Judgment No. HB 36/10

Case No. HC 790/09

X Ref HC 1498/06 & HC 1293/08



JAMESON ZOWA


Versus


SUSAN ZOWA


IN THE HIGH COURT OF ZIMBABWE

KAMOCHA J

BULAWAYO 9 JUNE 2010


L Nkomo for applicant

L Mcijo for respondent


Application for Condonation


KAMOCHA J: The background information which is largely common cause is this:

The parties were married to each other on 1 May 1996. The marriage was going through a turbulent period resulting in the wife instituting divorce proceedings by issuing divorce summons against the husband on 7 July 2006. The husband entered appearance to defend and filed his plea.

The husband started developing problems when notice to make discovery was served on his erstwhile legal practitioners on 4 April 2008. For some reasons he was unable to make discovery for two months prompting the wife to file an application to compel discovery. The application was granted on 25 June 2008. In it the husband was required to file discovery documents within 5 days of service of the order upon his legal practitioners. Failing which his defence would be struck out and his wife would be granted leave to set down the matter on the unopposed roll without notice to him.

When an attempt to serve the application to compel discovery was made on Mabhikwa, Hikwa and Nyathi legal practitioners, the legal practitioners refused to accept service stating that their records did not show that they were ever engaged by the defendant. They also did not recall instructing Advocate Nkiwane to act on their behalf in this particular matter. They concluded by suggesting that the application to compel discovery should be served on the defendant personally. There is nothing on record to show that the said legal practitioners renounced agency nor is there any assumption of agency by them.

What is clear is that S Nkiwane when he entered appearance to defend on behalf of the defendant on 31 August 2006 he gave out that the defendant’s address for service was Messrs Mabhikwa, Hikwa and Nyathi, legal practitioners. He went on to state that those legal practitioners, in particular M. Nyathi, had in fact instructed him. He repeated that on 30 January 2007 when he filed the defendant’s plea. What all that means is that Advocate Nkiwane was in fact not being instructed by the legal practitioners. He was dealing directly with the defendant. Hence, serving the court order on the said legal practitioners served no useful purpose.

An attempt to serve the order on defendant personally at house number 29 Heythrop Road, Montrose was fruitless as he was said to be in the Cement Siding area. Finally substituted service had to be used to serve the court order by publishing it once in the Chronicle newspaper on 7 November 2008. Defendant says he did not read that day’s paper.

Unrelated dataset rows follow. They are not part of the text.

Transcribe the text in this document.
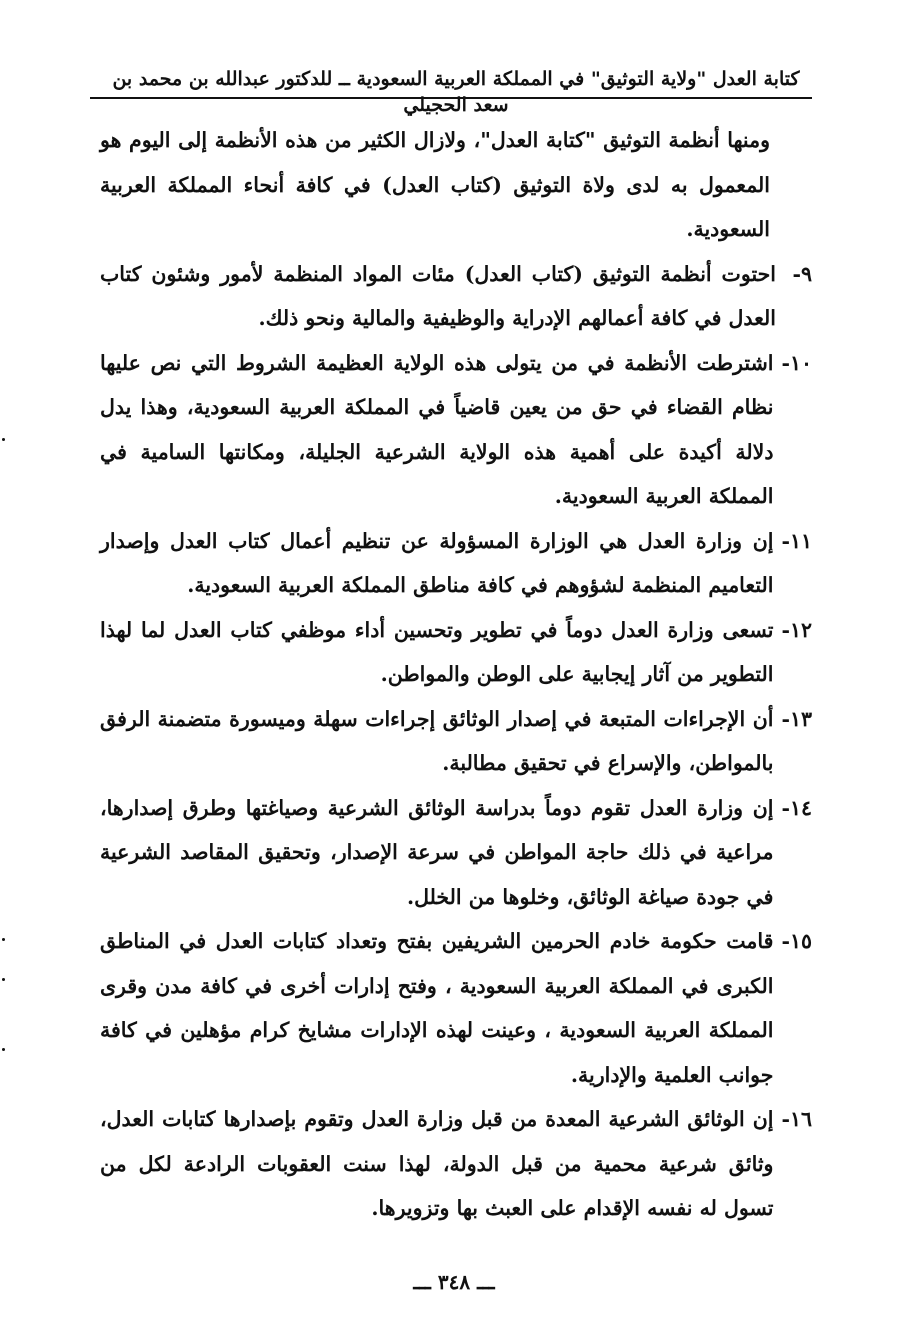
كتابة العدل "ولاية التوثيق" في المملكة العربية السعودية ــ للدكتور عبدالله بن محمد بن سعد الحجيلي

ومنها أنظمة التوثيق "كتابة العدل"، ولازال الكثير من هذه الأنظمة إلى اليوم هو المعمول به لدى ولاة التوثيق (كتاب العدل) في كافة أنحاء المملكة العربية السعودية.

٩-
احتوت أنظمة التوثيق (كتاب العدل) مئات المواد المنظمة لأمور وشئون كتاب العدل في كافة أعمالهم الإدراية والوظيفية والمالية ونحو ذلك.
١٠-
اشترطت الأنظمة في من يتولى هذه الولاية العظيمة الشروط التي نص عليها نظام القضاء في حق من يعين قاضياً في المملكة العربية السعودية، وهذا يدل دلالة أكيدة على أهمية هذه الولاية الشرعية الجليلة، ومكانتها السامية في المملكة العربية السعودية.
١١-
إن وزارة العدل هي الوزارة المسؤولة عن تنظيم أعمال كتاب العدل وإصدار التعاميم المنظمة لشؤوهم في كافة مناطق المملكة العربية السعودية.
١٢-
تسعى وزارة العدل دوماً في تطوير وتحسين أداء موظفي كتاب العدل لما لهذا التطوير من آثار إيجابية على الوطن والمواطن.
١٣-
أن الإجراءات المتبعة في إصدار الوثائق إجراءات سهلة وميسورة متضمنة الرفق بالمواطن، والإسراع في تحقيق مطالبة.
١٤-
إن وزارة العدل تقوم دوماً بدراسة الوثائق الشرعية وصياغتها وطرق إصدارها، مراعية في ذلك حاجة المواطن في سرعة الإصدار، وتحقيق المقاصد الشرعية في جودة صياغة الوثائق، وخلوها من الخلل.
١٥-
قامت حكومة خادم الحرمين الشريفين بفتح وتعداد كتابات العدل في المناطق الكبرى في المملكة العربية السعودية ، وفتح إدارات أخرى في كافة مدن وقرى المملكة العربية السعودية ، وعينت لهذه الإدارات مشايخ كرام مؤهلين في كافة جوانب العلمية والإدارية.
١٦-
إن الوثائق الشرعية المعدة من قبل وزارة العدل وتقوم بإصدارها كتابات العدل، وثائق شرعية محمية من قبل الدولة، لهذا سنت العقوبات الرادعة لكل من تسول له نفسه الإقدام على العبث بها وتزويرها.
ـــ ٣٤٨ ـــ
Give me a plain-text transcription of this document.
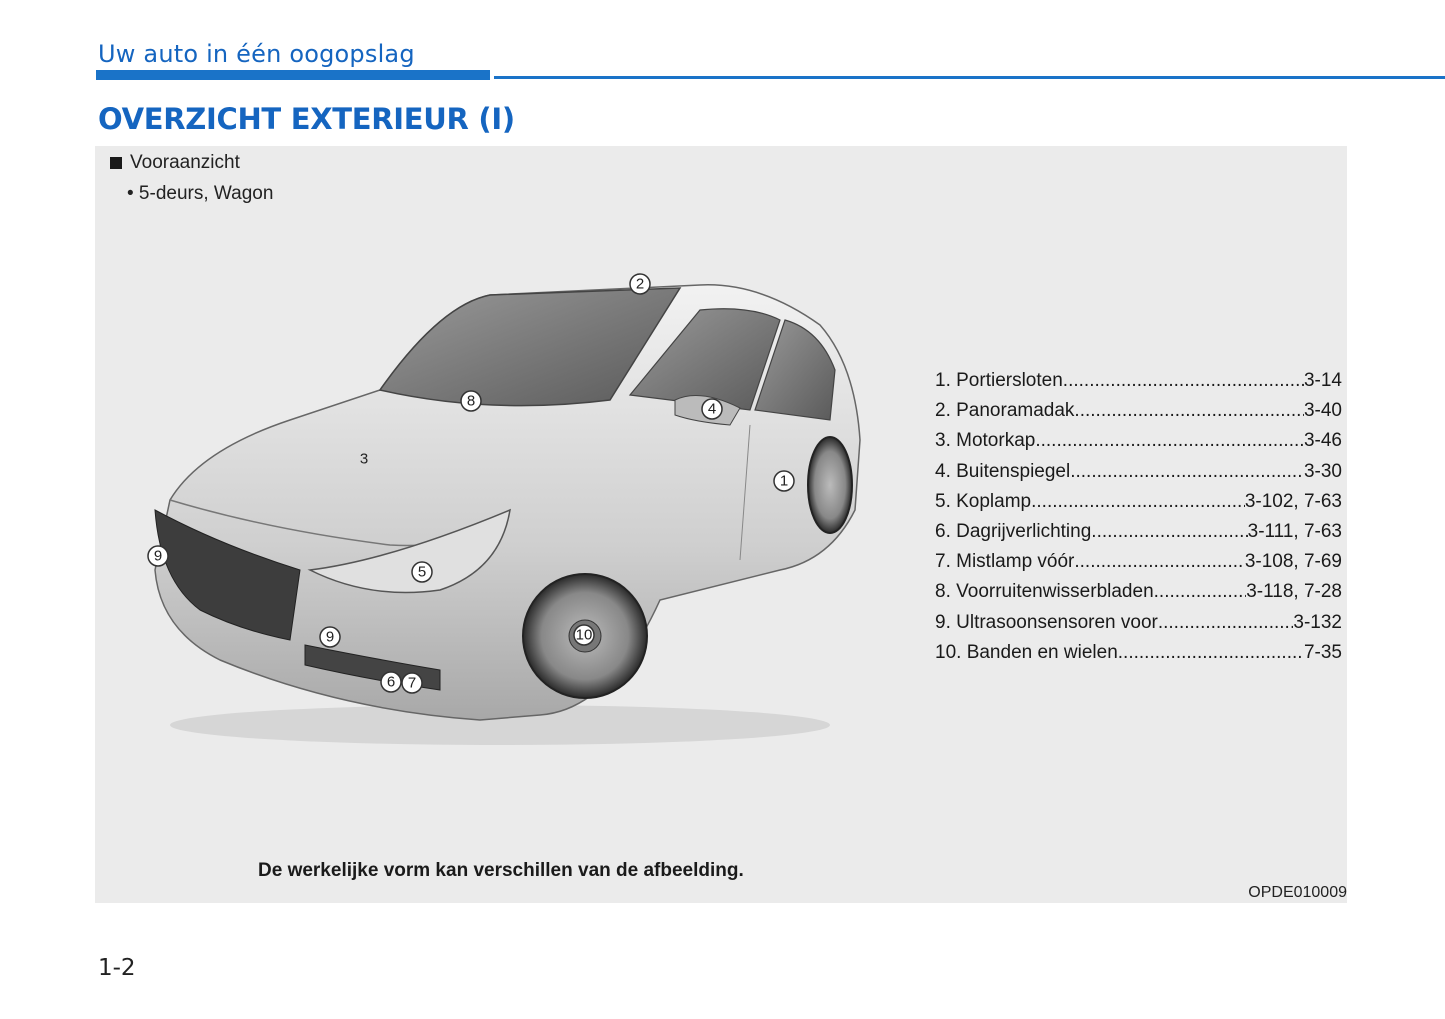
Uw auto in één oogopslag
OVERZICHT EXTERIEUR (I)
Vooraanzicht
• 5-deurs, Wagon
2
8	4
3
1
9
5
9	10
6 7
1. Portiersloten .....	3-14
2. Panoramadak .....	3-40
3. Motorkap .....	3-46
4. Buitenspiegel .....	3-30
5. Koplamp .....	3-102, 7-63
6. Dagrijverlichting .....	3-111, 7-63
7. Mistlamp vóór .....	3-108, 7-69
8. Voorruitenwisserbladen .....	3-118, 7-28
9. Ultrasoonsensoren voor .....	3-132
10. Banden en wielen .....	7-35
De werkelijke vorm kan verschillen van de afbeelding.
OPDE010009
1-2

The real cause of all the confusion in this matter emanates from Advocate Nkiwane who without making adequate arrangements for this matter went to Namibia on business. He referred to Mabhikwa, Hikwa and Nyathi, legal practitioners as his instructing legal practitioners when they did not retain him. His client who was in fact his friend must have been led to believe that there were other lawyers who would handle his case in Nkiwane’s absence. At one stage Nkiwane referred him to Munjanja & Associates. There is no assumption of agency by those legal practitioners and yet they were to negotiate a consent paper with the plaintiff. In the circumstances applicant can be forgiven for believing that his matter was being handled by some legal practitioners. In result I hold that he was not in willful default.

He has good prospects of success in the light of the fact that Nkiwane could not effect discovery due to other commitments in Namibia. He failed to make adequate arrangements.

The respondent argued that applicant was bent on frustrating the finalization of this matter without giving specific incidents showing such conduct.

It was further argued that applicant’s degree of non-compliance with the rules was gross. That is untenable in the light of the fact that applicant only learnt about the order on 14 May 2009 and filed his application for rescission on 21 May 2009.

In the light of the foregoing I hold the view that this is a proper case to condone the late filing of an application for rescission.